I usually cast a dubious eye on claims about long-suffering artists who aren't getting their supposed due; these martyrs typically turn out not to be doing much worth writing home about. But I'm endlessly intrigued by obviously skilled creators who so obstinately stand in their own way. B.S. Johnson couldn't get out of attack mode long enough to see clearly. The withdrawn Nick Drake, afflicted by some sort of progressively crippling shyness, couldn't promote his albums or make meaningful contact with those who could. Orson Welles, once thought something of a golden boy, is now regarded as having pissed his goodwill away in battle after pointless battle. It couldn't have helped that all three regarded their own works as masterpieces and said so, the most autistic-seeming behavior of all these.
I've come to doubt, strongly, whether the laboring-in-obscurity problem is actually about labor. Some fans of those who labor in obscurity claim that, oh, what their idols are doing is simply too good, too hard for our philistine world; everyone knows that only dreck succeeds. (And, naturally, whatever succeeds must be dreck.) Looking around at which creators break through and which don't, I can't imagine what the work itself could explain.

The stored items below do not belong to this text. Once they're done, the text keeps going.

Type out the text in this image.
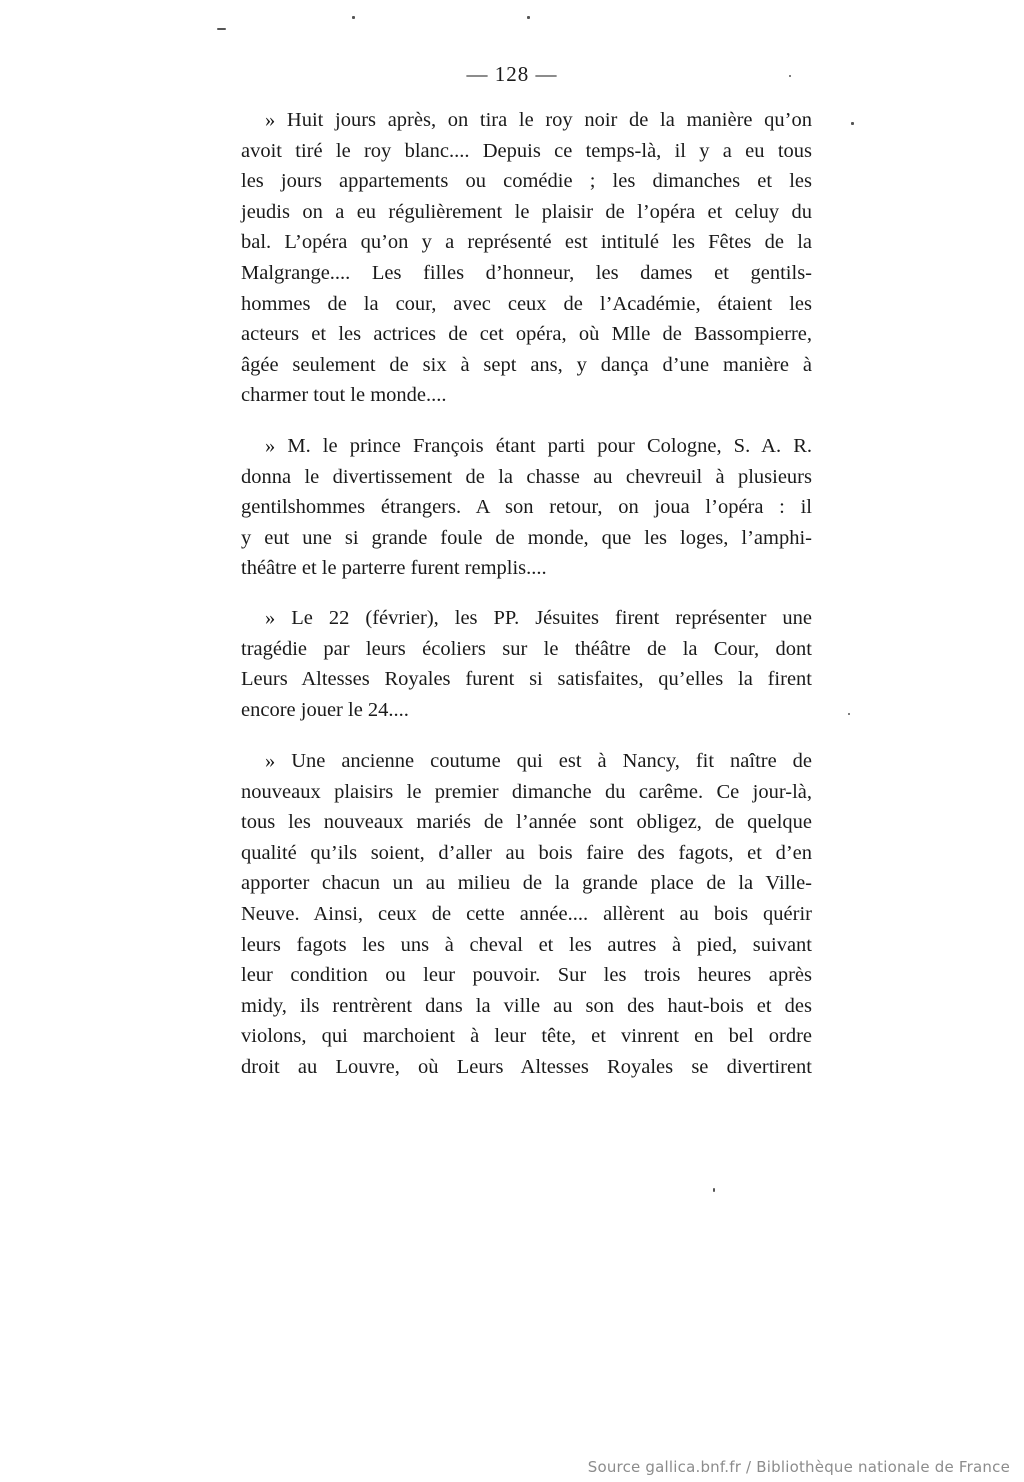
— 128 —
» Huit jours après, on tira le roy noir de la manière qu’on
avoit tiré le roy blanc.... Depuis ce temps-là, il y a eu tous
les jours appartements ou comédie ; les dimanches et les
jeudis on a eu régulièrement le plaisir de l’opéra et celuy du
bal. L’opéra qu’on y a représenté est intitulé les Fêtes de la
Malgrange.... Les filles d’honneur, les dames et gentils-
hommes de la cour, avec ceux de l’Académie, étaient les
acteurs et les actrices de cet opéra, où Mlle de Bassompierre,
âgée seulement de six à sept ans, y dança d’une manière à
charmer tout le monde....
» M. le prince François étant parti pour Cologne, S. A. R.
donna le divertissement de la chasse au chevreuil à plusieurs
gentilshommes étrangers. A son retour, on joua l’opéra : il
y eut une si grande foule de monde, que les loges, l’amphi-
théâtre et le parterre furent remplis....
» Le 22 (février), les PP. Jésuites firent représenter une
tragédie par leurs écoliers sur le théâtre de la Cour, dont
Leurs Altesses Royales furent si satisfaites, qu’elles la firent
encore jouer le 24....
» Une ancienne coutume qui est à Nancy, fit naître de
nouveaux plaisirs le premier dimanche du carême. Ce jour-là,
tous les nouveaux mariés de l’année sont obligez, de quelque
qualité qu’ils soient, d’aller au bois faire des fagots, et d’en
apporter chacun un au milieu de la grande place de la Ville-
Neuve. Ainsi, ceux de cette année.... allèrent au bois quérir
leurs fagots les uns à cheval et les autres à pied, suivant
leur condition ou leur pouvoir. Sur les trois heures après
midy, ils rentrèrent dans la ville au son des haut-bois et des
violons, qui marchoient à leur tête, et vinrent en bel ordre
droit au Louvre, où Leurs Altesses Royales se divertirent
Source gallica.bnf.fr / Bibliothèque nationale de France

Much more predictive is their ability (a heavily interest-in-other-people-based one) to plug themselves into the social matrix that makes best use of their skills, no matter those skills' strength or weakness.
Those convinced that works that are "harder" or more complex or that ask more of their audience naturally can't succeed have much to explain. David Lynch and Werner Herzog, two filmmakers nobody accuses of dumbing it down, are quite successful. Can it be coincidental that, in both cases, their amiability is legend? "Everybody has fun when they work with David," says Mary Sweeney in a documentary on the making of Lost Highway. "The most affable guy ever," somebody else calls him in it. "Nobody is treated like a celebrity on my set," Herzog said in a recent interview, "but everyone gets treated like royalty."
To some of you, this stuff is totally obvious, hardly worth saying. To others, it's not worth saying because you don't feel like you'll ever in a million years bring yourself to act on it. But from what I can tell — in the parlance of the previous installment — nobody is quite so fucked as he who lacks an interest in social connection, even if he's awesome at work which itself has ostensibly nothing to do with the social world. Maybe this is the sort of thing Daniel Goleman was talking about in Emotional Intelligence. All I remember from that book is the part where the guy shoots his daughter in the neck.
Stay tuned for the thrilling Part V of The Plight of the Social Maladroit, tomorrow on The War on Mediocrity.
Great stuff Colin. B.S. Johnson? That's pretty much me. Rubbish at building bridges and pathologically averse to self-promotion of any kind.
Posted by: Jonathan M | July 02, 2010 at 01:05 PM
Well hey, at least you aren't actively burning bridges! And if you're pathologically averse to self-promotion, that's perhaps still better than BSJ's pathologically aggressive, grandiose promotion of BSJ.